Zaledwie 170 zakładów przetwórstwa mięsa i mleka – na ogólną liczbę 3,5 tys. – jest przystosowanych do unijnych standardów sanitarnych i weterynaryjnych – poinformował w sejmie minister rolnictwa, który powtórzył także, że te przetwórnie, które nie zdążą na czas zmodernizować się, będą zamykane. W efekcie pracę może stracić nawet 12 tys. osób.
Mimo tego, że podczas przedstawiania informacji na temat stanu przygotowań
polskich przetwórców żywności sale sejmowe świeciły pustkami, dyskusja była
bardzo żywa. Takie emocje wzbudziły dane z resortu rolnictwa, z których jasno
wynika, że branżę mleczarską i mięsną przed 1 maja 2004 roku czeka jeszcze
bardzo dużo pracy.
Na integrację z Unią Europejską przygotowanych jest
zaledwie 170 firm. Do 1 maja przyszłego roku prace modernizacyjne ma zakończyć
około 1800 zakładów. Z kilkuletnich okresów przejściowych skorzysta prawie 400
firm. To co najbardziej niepokoiło posłów to los ponad 1800 zakładów z kategorii
C, którym w dniu wejścia do Unii grozi wstrzymanie produkcji.
Krytyczne
wstąpienia posłów spotkały się z równie ostrą reakcją ministra rolnictwa, który
podkreślił, że zamykane będą tylko te zakłady, które nie dokonują żadnych
modernizacji w celu spełnienia podstawowych wymogów Unii.
Ministerstwo
Rolnictwa zaprzeczyło także zarzutom niektórych posłów jakoby zamknięcie
wszystkich zakładów kategorii C doprowadziło do wzrostu bezrobocia o 100 tys.

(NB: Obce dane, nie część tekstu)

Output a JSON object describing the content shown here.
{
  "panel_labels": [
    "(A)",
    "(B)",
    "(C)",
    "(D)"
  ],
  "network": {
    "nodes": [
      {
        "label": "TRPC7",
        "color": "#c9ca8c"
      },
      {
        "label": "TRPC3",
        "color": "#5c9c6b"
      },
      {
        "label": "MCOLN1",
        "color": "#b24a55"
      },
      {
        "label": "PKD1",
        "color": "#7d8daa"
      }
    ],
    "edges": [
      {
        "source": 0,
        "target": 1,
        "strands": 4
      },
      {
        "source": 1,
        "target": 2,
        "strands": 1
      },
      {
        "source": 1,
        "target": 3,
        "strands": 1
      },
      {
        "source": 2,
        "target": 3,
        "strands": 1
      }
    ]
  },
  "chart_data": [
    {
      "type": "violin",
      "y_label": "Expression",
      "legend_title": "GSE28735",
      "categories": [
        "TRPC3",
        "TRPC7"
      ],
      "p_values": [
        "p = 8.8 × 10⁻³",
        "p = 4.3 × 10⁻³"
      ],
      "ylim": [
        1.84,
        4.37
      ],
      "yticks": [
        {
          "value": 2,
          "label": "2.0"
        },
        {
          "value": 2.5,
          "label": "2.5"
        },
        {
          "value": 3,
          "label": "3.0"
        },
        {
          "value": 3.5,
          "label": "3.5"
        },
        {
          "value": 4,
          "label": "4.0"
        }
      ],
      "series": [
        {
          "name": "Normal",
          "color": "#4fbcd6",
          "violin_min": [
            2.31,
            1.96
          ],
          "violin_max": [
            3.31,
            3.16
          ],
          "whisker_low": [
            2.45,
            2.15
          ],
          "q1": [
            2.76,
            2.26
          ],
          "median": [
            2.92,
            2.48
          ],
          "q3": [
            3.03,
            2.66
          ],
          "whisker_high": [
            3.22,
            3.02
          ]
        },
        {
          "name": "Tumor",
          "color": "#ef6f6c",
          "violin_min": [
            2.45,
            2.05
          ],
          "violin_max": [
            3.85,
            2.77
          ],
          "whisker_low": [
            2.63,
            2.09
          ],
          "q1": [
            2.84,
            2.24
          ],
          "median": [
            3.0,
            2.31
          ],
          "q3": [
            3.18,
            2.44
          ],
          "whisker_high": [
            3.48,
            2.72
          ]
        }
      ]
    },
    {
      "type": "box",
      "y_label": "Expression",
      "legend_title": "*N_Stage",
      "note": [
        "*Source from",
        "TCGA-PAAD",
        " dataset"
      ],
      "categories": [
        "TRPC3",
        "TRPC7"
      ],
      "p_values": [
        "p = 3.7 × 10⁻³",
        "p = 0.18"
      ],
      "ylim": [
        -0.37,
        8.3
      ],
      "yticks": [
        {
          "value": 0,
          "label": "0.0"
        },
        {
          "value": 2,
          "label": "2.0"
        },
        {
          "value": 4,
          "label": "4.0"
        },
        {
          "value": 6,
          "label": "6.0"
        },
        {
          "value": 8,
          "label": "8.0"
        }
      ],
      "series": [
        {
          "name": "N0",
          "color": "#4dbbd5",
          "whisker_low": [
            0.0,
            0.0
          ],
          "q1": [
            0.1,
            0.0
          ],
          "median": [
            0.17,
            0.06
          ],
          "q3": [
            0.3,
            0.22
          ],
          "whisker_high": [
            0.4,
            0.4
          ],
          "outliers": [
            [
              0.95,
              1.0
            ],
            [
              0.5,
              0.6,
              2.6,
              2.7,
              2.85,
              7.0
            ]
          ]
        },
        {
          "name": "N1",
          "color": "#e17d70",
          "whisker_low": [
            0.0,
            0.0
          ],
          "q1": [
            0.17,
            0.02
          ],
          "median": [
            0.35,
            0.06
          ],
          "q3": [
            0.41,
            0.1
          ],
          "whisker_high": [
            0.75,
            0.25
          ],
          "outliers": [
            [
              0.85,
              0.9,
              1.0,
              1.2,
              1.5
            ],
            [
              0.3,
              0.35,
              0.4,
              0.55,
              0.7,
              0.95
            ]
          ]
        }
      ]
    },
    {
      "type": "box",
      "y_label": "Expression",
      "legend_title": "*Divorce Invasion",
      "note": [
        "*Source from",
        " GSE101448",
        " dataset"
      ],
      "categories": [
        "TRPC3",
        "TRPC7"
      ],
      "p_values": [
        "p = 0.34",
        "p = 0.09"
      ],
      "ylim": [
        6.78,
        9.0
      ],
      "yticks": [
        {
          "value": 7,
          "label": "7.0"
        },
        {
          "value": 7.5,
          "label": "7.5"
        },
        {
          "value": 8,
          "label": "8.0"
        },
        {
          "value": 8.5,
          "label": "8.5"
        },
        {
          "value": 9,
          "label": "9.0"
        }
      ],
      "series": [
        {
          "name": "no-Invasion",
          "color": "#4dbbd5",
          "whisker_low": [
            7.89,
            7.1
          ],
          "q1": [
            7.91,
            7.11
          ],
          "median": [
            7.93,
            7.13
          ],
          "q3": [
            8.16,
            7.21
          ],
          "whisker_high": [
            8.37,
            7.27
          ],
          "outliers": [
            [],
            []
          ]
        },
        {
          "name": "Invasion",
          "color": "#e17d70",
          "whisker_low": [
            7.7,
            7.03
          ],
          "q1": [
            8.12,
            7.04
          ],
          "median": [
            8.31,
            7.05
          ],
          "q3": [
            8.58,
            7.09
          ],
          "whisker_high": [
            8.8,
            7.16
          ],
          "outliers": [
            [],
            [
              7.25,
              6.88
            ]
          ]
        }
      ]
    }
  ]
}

osób. Ministerstwo Rolnictwa zapewniło także, że do dnia akcesji polskie prawo
weterynaryjne będzie w pełni dostosowane do unijnych przepisów. Z pięciu
zasadniczych ustaw tylko jedna wciąż jest w trakcie uzgodnień w rządzie. Reszta
albo już obowiązuje, albo jest już w sejmie.